L'attestation d'honorabilité : un atout crucial dans la lutte contre les violences

Découvrez comment ce nouvel outil renforce la protection des enfants et des personnes vulnérables.
L'attestation d'honorabilité : un atout crucial dans la lutte contre les violences

Jusqu'à récemment méconnue, l'attestation d'honorabilité, qui s'appuie sur l'examen des antécédents judiciaires, est désormais un dispositif clé dans la lutte contre les violences sexuelles faites aux mineurs. Ce dispositif, jugé indispensable par les autorités, sera étendu à d'autres segments de la population vulnérable, tels que les personnes âgées et les individus en situation de handicap, selon un décret publié mercredi au Journal officiel.

Mais que recouvre réellement cette attestation ? Il s'agit d'un document officiel qui atteste qu'une personne ne possède pas de condamnation au casier judiciaire ni d'inscription au fichier judiciaire automatisé des délinquants sexuels ou violents (Fijaisv). Lorsqu'aucune mention n'est signalée, le certificat peut être délivré dans un délai de trois jours via la plateforme gouvernementale honorabilite.social.gouv.fr. Toutefois, si des vérifications supplémentaires sont nécessaires, ce délai peut s'étendre à onze jours.

La présentation de cette attestation est obligatoire avant le début d'une fonction professionnelle et doit être renouvelée périodiquement.

Qui est concerné par ce dispositif ?

Testé en 2024, le framework est applicable depuis le 1er octobre 2025 aux professionnels et bénévoles engagés dans la protection de l'enfance (foyers, villages d'enfants, etc.) et l'accueil des jeunes enfants (crèches, micro-crèches).
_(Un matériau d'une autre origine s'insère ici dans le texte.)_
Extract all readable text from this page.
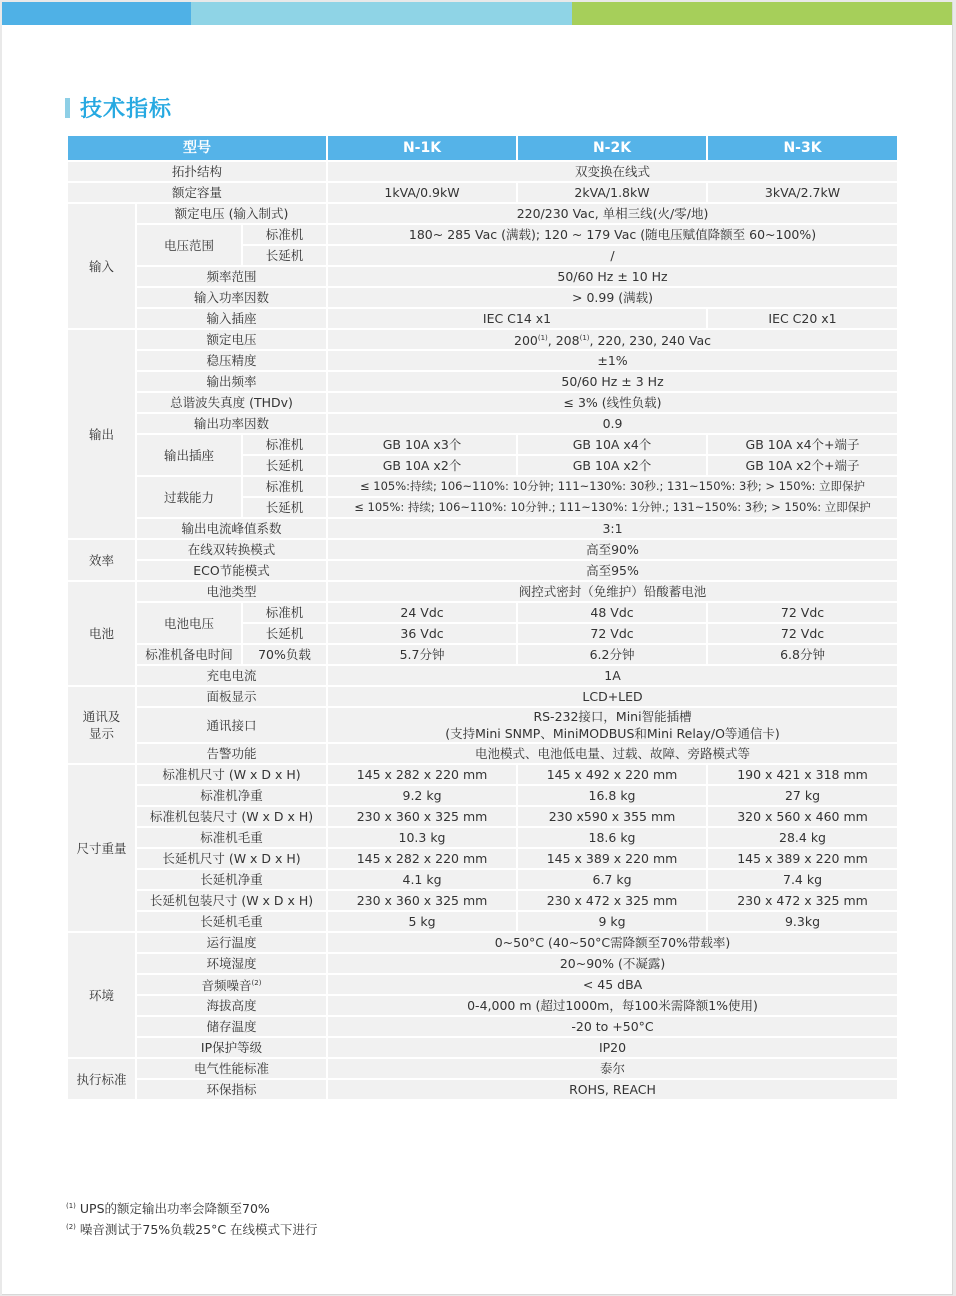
技术指标
型号			N-1K	N-2K	N-3K
拓扑结构			双变换在线式		
额定容量			1kVA/0.9kW	2kVA/1.8kW	3kVA/2.7kW
输入	额定电压 (输入制式)		220/230 Vac, 单相三线(火/零/地)		
	电压范围	标准机	180~ 285 Vac (满载); 120 ~ 179 Vac (随电压赋值降额至 60~100%)		
		长延机	/		
	频率范围		50/60 Hz ± 10 Hz		
	输入功率因数		> 0.99 (满载)		
	输入插座		IEC C14 x1		IEC C20 x1
输出	额定电压		200$^{(1)}$, 208$^{(1)}$, 220, 230, 240 Vac		
	稳压精度		±1%		
	输出频率		50/60 Hz ± 3 Hz		
	总谐波失真度 (THDv)		≤ 3% (线性负载)		
	输出功率因数		0.9		
	输出插座	标准机	GB 10A x3个	GB 10A x4个	GB 10A x4个+端子
		长延机	GB 10A x2个	GB 10A x2个	GB 10A x2个+端子
	过载能力	标准机	≤ 105%:持续; 106~110%: 10分钟; 111~130%: 30秒.; 131~150%: 3秒; > 150%: 立即保护		
		长延机	≤ 105%: 持续; 106~110%: 10分钟.; 111~130%: 1分钟.; 131~150%: 3秒; > 150%: 立即保护		
	输出电流峰值系数		3:1		
效率	在线双转换模式		高至90%		
	ECO节能模式		高至95%		
电池	电池类型		阀控式密封（免维护）铅酸蓄电池		
	电池电压	标准机	24 Vdc	48 Vdc	72 Vdc
		长延机	36 Vdc	72 Vdc	72 Vdc
	标准机备电时间	70%负载	5.7分钟	6.2分钟	6.8分钟
	充电电流		1A		
通讯及
显示	面板显示		LCD+LED		
	通讯接口		RS-232接口，Mini智能插槽
(支持Mini SNMP、MiniMODBUS和Mini Relay/O等通信卡)		

	告警功能		电池模式、电池低电量、过载、故障、旁路模式等		
尺寸重量	标准机尺寸 (W x D x H)		145 x 282 x 220 mm	145 x 492 x 220 mm	190 x 421 x 318 mm
	标准机净重		9.2 kg	16.8 kg	27 kg
	标准机包装尺寸 (W x D x H)		230 x 360 x 325 mm	230 x590 x 355 mm	320 x 560 x 460 mm
	标准机毛重		10.3 kg	18.6 kg	28.4 kg
	长延机尺寸 (W x D x H)		145 x 282 x 220 mm	145 x 389 x 220 mm	145 x 389 x 220 mm
	长延机净重		4.1 kg	6.7 kg	7.4 kg
	长延机包装尺寸 (W x D x H)		230 x 360 x 325 mm	230 x 472 x 325 mm	230 x 472 x 325 mm
	长延机毛重		5 kg	9 kg	9.3kg
环境	运行温度		0~50°C (40~50°C需降额至70%带载率)		
	环境湿度		20~90% (不凝露)		
	音频噪音$^{(2)}$		< 45 dBA		
	海拔高度		0-4,000 m (超过1000m，每100米需降额1%使用)		
	储存温度		-20 to +50°C		
	IP保护等级		IP20		
执行标准	电气性能标准		泰尔		
	环保指标		ROHS, REACH		
$^{(1)}$ UPS的额定输出功率会降额至70%
$^{(2)}$ 噪音测试于75%负载25°C 在线模式下进行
Les assistants maternels et familiaux, ainsi que les personnes vivant chez ces professionnels, seront également soumis à cette obligation. À partir de jeudi, l'application sera progressivement étendue aux intervenants dans les établissements aidant les enfants en situation de handicap.

À l'horizon 2027, cette mesure touchera les professionnels et bénévoles œuvrant avec des adultes handicapés, puis, en 2028, ceux s'occupant des personnes âgées. La haute-commissaire à l'Enfance, Sarah el Haïry, vise à ce que, à terme, tous les adultes ayant un contact avec des enfants soient soumis à ce contrôle, incluant le baby-sitting et les cours particuliers.

Elle a également alerté sur le risque potentiel que les prédateurs cherchent d'autres secteurs, non soumis à l'attestation. Actuellement, les domaines tels que le sport, l'enseignement, et les activités périscolaires ne sont pas encore couverts par ce dispositif, bien que certains soient soumis à d'autres formes de vérification.

Quel est l'objectif de cette démarche ?

L'attestation d'honorabilité vise avant tout à prévenir les violences et à assurer la sécurité des structures accueillant des mineurs. Pour Sarah el Haïry, ce dispositif est crucial car il permet d'agir en prévention. En citant ses propos, "ces contrôles ne sont pas symboliques, ils permettent concrètement d’écarter des profils incompatibles avec l'accompagnement d’enfants". Camille Galliard-Minier, ministre déléguée à l'Autonomie et aux Personnes handicapées, rappelle qu'il est essentiel de maintenir un niveau de protection uniformisé pour les personnes vulnérables à chaque étape de leur vie.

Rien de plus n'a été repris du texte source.